Tuesday morning, the British official said, a patrol of paratroopers and a patrol of military police entered the city. Some military vehicles cruised down the main street, one witness said, and on the way back gunfire broke out.
Some Majar residents said that someone, perhaps members of the Baath Party, had fired first, while others said the British had started the violence by firing plastic bullets at crowds. No one admitted to knowing who had shot the soldiers.
The British forces responded to the attack by strafing the outskirts of the town with helicopters and fighter planes, several witnesses said.
Dr. Firas Fasaal Shetewi, who found that the six Royal Military Police soldiers _ four piled in a small office in the local police station and two lying in the station courtyard _ said through a translator that he believed the soldiers had tried to surrender, but when pressed he would not elaborate.
Dr. Shetewi carried the wounded to the British after asking them to promise to leave the town.
Initially, the clash was seen by the allies as a coordinated attack, but today a British military spokesman, Lt. Col. Ronnie McCourt said, "The feeling is that it was an isolated event," Reuters reported. Witnesses and townspeople said they believed the incident arose spontaneously.
This morning when Dr. Shetewi escorted a group of visitors to the cement room where he had found the four bodies, it was filled with smoke, still smoldering from a recently kindled fire. The courtyard was filled with men, some carrying guns.
One of them, Abdel Amir Hamid, begged to speak. "I want just five minutes of your time," he said in halting English. "We are friends with the British police.
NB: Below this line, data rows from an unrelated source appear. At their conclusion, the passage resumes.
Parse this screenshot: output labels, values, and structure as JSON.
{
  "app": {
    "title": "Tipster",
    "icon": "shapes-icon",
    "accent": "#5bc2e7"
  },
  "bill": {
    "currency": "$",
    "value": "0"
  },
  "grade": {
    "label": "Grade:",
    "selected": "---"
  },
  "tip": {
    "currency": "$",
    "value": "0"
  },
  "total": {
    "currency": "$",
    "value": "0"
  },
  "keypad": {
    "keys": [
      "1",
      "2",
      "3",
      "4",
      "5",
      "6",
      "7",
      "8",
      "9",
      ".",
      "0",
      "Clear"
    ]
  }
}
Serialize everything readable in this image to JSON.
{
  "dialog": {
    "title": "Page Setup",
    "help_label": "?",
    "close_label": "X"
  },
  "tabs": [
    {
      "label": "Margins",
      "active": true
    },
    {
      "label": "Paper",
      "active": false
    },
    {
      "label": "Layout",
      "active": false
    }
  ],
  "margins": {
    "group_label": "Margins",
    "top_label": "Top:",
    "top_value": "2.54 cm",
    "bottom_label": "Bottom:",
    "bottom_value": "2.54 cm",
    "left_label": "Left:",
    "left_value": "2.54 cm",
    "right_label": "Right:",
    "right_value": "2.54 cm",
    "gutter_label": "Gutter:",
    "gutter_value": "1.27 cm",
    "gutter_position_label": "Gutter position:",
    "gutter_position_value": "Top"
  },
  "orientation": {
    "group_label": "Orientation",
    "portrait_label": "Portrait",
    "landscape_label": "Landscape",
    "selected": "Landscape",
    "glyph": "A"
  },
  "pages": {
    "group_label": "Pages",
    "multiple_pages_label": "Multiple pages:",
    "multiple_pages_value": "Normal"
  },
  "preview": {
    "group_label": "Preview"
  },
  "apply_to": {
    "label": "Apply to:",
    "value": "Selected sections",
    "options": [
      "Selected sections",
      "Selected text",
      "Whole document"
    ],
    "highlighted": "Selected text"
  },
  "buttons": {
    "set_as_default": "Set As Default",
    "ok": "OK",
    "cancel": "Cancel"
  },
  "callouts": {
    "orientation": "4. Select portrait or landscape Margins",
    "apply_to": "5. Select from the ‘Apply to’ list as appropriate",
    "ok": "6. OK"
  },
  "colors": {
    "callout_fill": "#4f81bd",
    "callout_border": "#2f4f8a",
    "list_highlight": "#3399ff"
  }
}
We are very sad for him. Not everyone here kill him but some people here."
Just then another man, Abed Salaam, who said he was the head of the Majar security force, interrupted loudly, telling Mr. Hamid to leave.
People familiar with Majar, in Maysan Province, said they were not surprised that fighting had erupted here. Majar lies off the road to Baghdad a road that is not to be traveled at night, through an area said to be thick with thieves and tribal loyalties.
Under Saddam Hussein, the area resisted centralized authority. Mr. Hussein drained the nearby marshes in retaliation for the uprising in 1991, and many of the marsh Arabs who had participated wound up in Majar. The people here might be particularly sensitive to government searches, one British official suggested, because they so often had ended nastily.
"This area was severely impacted by the previous regime," Dr. Kuber said. "Saddam killed many of them. They are tired. Tired of the previous regime, tired socially, tired economically. Many of them left and went to Iran. They have no buildings, no jobs, no money."
Dangerous people blend in easily in Majar and the surrounding countryside, where guns and even heavy artillery are common. "Even if you don't have food, you are supposed to have a weapon," Dr. Shetewi said. "It is a tradition here."
It was clear, however, that the city's leaders viewed the patrol on Tuesday as a violation of the agreement, even though the British did not search any houses.
But the very appearance of the British soldiers on Tuesday was enough. "Even the previous regime, they hurt us, but they did not enter our houses," said Mr. Alzubaide, who said he had been only a witness to the events but who held court in a large room at the city cultural center while men handed him lit cigarettes.
He said the British had issued an ultimatum _ which a spokesman denied _ demanding the delivery of the culprits in the shooting or they would return today. "If you think I am lying, wait until 2 o'clock and you will see," Mr. Alzubaide said.
But 2 p.m. passed, and 3 p.m. came, and the only patrol was a line of mourners, mourning one of Majar's dead.